After developing its vision of the finance function, Nationwide implemented a single general-ledger, accounting and allocation system; added a Teradata-based data warehouse to integrate information from more than 200 source systems; and deployed an application to improve data visibility.
THE PAYBACK: The project’s success has been measured using a balanced scorecard, looking at the progress that company executives have made against each element of their vision, Penkoski says. “In finance projects, tangible benefits are going to be accrued by other parts of the organization,” he says.
“It was a tremendous launchpad … to prove that they can make substantial change in a rapid amount of time,” he adds. “[Company executives are] now much more aggressive about time frames because they know they have the ability to do it.”
PENKOSKI’S ADVICE: Projects will move quickly only if a senior executive drives them. “Only they can do whatever is necessary to remove the normal organizational roadblocks … or implement a major change in a rapid amount of time,” Penkoski says.
What’s more, the organization has to understand the vision that the program is trying to support. “If it’s high ROI or a big impact on the organization, you’re usually trying to do something more transformational,” Penkoski says. “You have to share a vision of how the individual functions are going to look when it’s done.” And, of course, be willing to make a substantial technology investment, he adds.
FAST PAYBACK: Data warehouse projects CIO Jon Elsasser doesn’t like quick IT projects, period. But as The Timken Co. quickly grew into a global manufacturer of engineered bearings and alloy steels with 2005 sales of $5.2 billion, the business needed a fast fix.

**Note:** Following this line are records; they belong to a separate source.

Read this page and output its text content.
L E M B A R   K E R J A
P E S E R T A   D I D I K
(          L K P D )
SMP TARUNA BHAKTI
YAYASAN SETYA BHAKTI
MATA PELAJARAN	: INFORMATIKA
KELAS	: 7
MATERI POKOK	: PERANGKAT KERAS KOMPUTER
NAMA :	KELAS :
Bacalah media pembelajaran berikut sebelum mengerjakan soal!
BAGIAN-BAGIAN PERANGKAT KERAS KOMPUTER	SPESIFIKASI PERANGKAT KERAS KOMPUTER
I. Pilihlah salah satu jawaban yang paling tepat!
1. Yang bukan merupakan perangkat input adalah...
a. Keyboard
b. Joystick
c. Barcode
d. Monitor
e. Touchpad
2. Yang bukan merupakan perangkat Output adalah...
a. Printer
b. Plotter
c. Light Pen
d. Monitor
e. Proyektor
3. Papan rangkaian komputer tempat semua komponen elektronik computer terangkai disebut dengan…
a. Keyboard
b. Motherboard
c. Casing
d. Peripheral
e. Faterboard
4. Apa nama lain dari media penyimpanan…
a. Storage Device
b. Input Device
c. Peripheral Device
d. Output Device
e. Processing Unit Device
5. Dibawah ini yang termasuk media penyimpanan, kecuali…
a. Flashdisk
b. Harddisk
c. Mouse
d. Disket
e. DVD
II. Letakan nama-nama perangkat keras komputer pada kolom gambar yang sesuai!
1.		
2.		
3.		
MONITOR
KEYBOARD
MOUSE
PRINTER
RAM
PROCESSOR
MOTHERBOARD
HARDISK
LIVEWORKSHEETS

The company is in the process of implementing SAP globally to handle orders and production operations in 27 countries. But in 2004, “we were in a production capacity crunch, and we really needed information about our global orders and capacity, but we didn’t have a global system yet,” says Elsasser, who is also senior vice president at the Canton, Ohio-based company. So Timken quickly assembled a makeshift data warehouse system to capture order information from more than a dozen transactional systems around the world.